YOLO without the NMS hangover
A real-time object detector that finally ditches non-maximum suppression to cut latency and simplify deployment.
What it does YOLOv10 is a real-time object detector that removes the usual post-processing bottleneck. It trains with dual label assignments so the model learns to suppress duplicate boxes itself, eliminating the need for NMS at inference time. The authors also re-examined every YOLO component for wasted computation—trimming redundancy while keeping accuracy.

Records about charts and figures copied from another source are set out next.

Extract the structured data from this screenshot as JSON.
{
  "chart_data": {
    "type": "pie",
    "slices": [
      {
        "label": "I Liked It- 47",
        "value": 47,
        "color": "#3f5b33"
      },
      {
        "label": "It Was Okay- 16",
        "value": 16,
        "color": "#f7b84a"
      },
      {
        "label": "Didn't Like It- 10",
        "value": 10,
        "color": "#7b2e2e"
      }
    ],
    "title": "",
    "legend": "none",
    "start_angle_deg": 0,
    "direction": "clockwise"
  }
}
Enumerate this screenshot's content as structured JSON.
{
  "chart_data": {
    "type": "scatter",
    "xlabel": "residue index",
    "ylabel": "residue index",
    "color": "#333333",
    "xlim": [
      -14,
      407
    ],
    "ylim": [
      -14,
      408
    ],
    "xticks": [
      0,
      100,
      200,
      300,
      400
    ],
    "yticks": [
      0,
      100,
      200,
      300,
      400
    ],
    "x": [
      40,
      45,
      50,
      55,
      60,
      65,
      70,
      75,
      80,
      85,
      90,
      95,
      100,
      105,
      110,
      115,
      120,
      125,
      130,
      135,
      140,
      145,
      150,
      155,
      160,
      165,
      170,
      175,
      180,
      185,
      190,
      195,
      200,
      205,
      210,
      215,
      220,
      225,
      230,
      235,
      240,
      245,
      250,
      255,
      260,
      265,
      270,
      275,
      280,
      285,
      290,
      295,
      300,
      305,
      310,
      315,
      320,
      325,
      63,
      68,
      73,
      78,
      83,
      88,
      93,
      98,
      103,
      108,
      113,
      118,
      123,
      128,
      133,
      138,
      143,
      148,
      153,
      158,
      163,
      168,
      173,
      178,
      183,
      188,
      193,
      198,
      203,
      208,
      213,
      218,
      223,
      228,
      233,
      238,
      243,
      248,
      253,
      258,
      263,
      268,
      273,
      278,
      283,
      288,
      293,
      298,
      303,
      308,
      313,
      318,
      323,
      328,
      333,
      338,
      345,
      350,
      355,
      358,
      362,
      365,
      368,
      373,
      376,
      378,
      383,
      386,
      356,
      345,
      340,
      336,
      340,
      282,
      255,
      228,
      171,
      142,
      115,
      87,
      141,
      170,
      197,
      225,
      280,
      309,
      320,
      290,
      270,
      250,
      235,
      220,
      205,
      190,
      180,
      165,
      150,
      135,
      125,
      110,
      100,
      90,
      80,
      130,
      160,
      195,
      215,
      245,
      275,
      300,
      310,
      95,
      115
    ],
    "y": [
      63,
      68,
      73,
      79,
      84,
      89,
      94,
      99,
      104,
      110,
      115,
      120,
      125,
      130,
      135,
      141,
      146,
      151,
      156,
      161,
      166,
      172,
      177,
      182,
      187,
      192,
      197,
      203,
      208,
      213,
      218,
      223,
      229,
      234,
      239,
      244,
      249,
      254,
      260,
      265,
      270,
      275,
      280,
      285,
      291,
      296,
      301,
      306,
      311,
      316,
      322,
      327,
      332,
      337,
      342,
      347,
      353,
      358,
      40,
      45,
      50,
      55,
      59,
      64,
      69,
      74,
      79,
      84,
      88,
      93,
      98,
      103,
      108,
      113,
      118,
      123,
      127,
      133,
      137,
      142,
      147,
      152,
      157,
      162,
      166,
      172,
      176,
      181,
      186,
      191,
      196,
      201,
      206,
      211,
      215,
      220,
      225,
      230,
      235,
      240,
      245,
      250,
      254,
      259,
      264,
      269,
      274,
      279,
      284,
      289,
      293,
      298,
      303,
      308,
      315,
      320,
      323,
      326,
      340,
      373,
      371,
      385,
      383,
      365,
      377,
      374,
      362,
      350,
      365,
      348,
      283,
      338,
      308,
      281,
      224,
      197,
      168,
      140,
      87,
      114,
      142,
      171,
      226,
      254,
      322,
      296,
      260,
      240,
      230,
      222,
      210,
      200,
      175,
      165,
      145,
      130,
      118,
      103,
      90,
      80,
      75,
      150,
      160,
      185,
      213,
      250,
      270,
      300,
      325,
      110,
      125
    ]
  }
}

The interesting bit The NMS-free approach is the headline, but the quieter work is the “holistic efficiency-accuracy driven” architecture search. They optimized components jointly rather than swapping one block at a time, which is how YOLOv10-S ends up 1.8× faster than RT-DETR-R18 with 2.8× fewer parameters and similar COCO AP.
Key highlights
- Six model scales from 2.3M to 29.5M parameters, latency 1.84ms–10.70ms on COCO val
- YOLOv10-B: 46% less latency and 25% fewer params than YOLOv9-C for same AP
- Exported formats (ONNX, OpenVINO, etc.) required for fair speed benchmarks—raw PyTorch runs extra ops that skew timing
- Active ecosystem: Transformers.js web demo, Jetson Docker image, DeepSORT/ByteTrack integrations, RK3588 and OpenVINO C++ ports
- NeurIPS 2024; official PyTorch implementation with Gradio demo included
Caveats
- The README now leads with YOLOE, their newer open-vocabulary follow-up; YOLOv10 feels slightly archived
- Small or distant objects may need tuning; the authors link to community clarifications but don’t detail fixes in-repo
Verdict Worth a look if you’re deploying YOLO on edge hardware and NMS has been your profiling surprise. Skip if you need open-vocabulary detection—check their YOLOE repo instead.